А вокруг — скалы и скалы. Травы с кустами всё меньше и меньше, сплошной голый камень цвета дорожной пыли… А дорога меж двух скальных стен всё круче вверх забирает, идти тяжело, жарища и пыль… Абсолютно никаких признаков жизни, даже птички не щебечут, каменная пустыня. Только и увидел, как пара ящериц в камнях копошится, до того, как солнце поехало к закату.
От жажды я не помер только потому, что у меня Орина фляжка осталась. Но есть очень хотелось, а хуже всего было то, что я совершенно не знал, куда податься и где искать этих подземных хозяев, чтоб они полопались… И о пещере с кучей соломы я уже думал, как о райских кущах, потому что переться в гору по камням пешком оказалось ничуть не приятнее, чем на лошади.
Так я бродил, пока не начало темнеть. Ничего не нашёл, только устал, как будто на мне кто-нибудь верхом катался. Заблудился так, что без солнца определять откуда пришёл, ни за какие деньги не взялся бы.
Когда сумерки наступили, попрохладнее стало. Я сначала обрадовался, а потом как начало холодать! Камни за день раскалились, как та самая сковородка, хоть блины на них пеки, но в темноте остыли быстрее, чем я успел покурить. Закон подлости.

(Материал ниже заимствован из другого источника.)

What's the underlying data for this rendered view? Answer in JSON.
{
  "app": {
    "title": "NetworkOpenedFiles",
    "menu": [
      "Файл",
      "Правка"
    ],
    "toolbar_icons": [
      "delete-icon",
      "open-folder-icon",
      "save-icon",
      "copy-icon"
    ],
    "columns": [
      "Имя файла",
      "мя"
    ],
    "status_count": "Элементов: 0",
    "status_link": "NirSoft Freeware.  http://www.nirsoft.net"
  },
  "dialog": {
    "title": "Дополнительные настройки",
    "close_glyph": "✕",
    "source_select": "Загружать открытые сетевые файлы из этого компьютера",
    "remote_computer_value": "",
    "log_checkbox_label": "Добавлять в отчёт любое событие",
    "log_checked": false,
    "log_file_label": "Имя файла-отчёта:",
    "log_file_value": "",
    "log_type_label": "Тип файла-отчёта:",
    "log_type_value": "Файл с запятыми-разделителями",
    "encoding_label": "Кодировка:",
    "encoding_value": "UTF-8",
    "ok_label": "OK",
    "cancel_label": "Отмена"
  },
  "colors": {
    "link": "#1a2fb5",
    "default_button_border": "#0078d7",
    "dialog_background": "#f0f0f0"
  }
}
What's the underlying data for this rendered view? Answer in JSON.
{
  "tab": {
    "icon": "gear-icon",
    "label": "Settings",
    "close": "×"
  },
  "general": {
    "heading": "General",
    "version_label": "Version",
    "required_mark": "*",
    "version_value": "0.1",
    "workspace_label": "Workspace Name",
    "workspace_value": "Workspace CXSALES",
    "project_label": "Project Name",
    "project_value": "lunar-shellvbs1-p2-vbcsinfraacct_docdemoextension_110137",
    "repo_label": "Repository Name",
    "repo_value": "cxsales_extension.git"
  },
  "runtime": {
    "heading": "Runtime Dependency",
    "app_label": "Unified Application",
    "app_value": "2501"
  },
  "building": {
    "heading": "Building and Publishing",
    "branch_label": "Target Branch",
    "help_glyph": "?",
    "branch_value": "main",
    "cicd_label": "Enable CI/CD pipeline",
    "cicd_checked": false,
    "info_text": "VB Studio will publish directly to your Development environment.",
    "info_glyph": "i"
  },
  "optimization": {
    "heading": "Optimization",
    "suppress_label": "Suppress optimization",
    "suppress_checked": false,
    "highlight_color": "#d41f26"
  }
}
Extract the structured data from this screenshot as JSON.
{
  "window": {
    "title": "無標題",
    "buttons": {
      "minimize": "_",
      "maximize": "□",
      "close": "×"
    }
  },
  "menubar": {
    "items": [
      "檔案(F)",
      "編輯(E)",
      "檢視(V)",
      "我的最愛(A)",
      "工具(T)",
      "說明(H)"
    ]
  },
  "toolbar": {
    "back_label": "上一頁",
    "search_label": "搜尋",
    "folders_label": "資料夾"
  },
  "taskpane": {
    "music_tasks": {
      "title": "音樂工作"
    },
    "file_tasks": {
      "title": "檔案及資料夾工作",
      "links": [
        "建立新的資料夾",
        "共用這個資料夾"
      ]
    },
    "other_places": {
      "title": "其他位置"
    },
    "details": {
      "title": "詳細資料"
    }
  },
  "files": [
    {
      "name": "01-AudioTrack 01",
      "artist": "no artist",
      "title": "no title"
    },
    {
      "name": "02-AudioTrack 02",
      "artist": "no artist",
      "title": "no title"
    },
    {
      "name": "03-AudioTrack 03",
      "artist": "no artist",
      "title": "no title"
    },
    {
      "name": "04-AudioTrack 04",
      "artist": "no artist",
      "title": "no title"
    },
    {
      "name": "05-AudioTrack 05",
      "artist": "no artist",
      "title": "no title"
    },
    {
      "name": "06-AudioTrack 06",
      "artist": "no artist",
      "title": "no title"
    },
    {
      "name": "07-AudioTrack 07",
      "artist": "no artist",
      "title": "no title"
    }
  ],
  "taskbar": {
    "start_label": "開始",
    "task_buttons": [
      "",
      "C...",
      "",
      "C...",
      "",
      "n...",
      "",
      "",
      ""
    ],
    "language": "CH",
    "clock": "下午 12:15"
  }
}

Ну, сел я на камень с бластером в обнимку. Сижу и трясусь, как припадочный. Между скалами полоска неба видна, на ней серпик одной луны и пара звёздочек. И тишина стоит такая, что тревожно делается — будто кто в спину глядит.
Кутался я в куртку, кутался — кое-как согрелся и вроде бы начал задрёмывать. Снится мне, что сижу я в звездолёте, в рубке, только будто бы на пилотском месте не кресло, а почему-то табуретка. Ускорение, а пристегнуться нечем и сидеть очень неудобно — того и гляди, свалишься… И вдруг Ори в лешачьем обличье меня за плечо трясёт. Шепчет в самое ухо — даже щекотно:
— Снайк, проснись! Ну, просыпайся! Оглох, дурень!?
Мотнул я головой, открываю глаза: так люди и становятся заиками от неожиданности.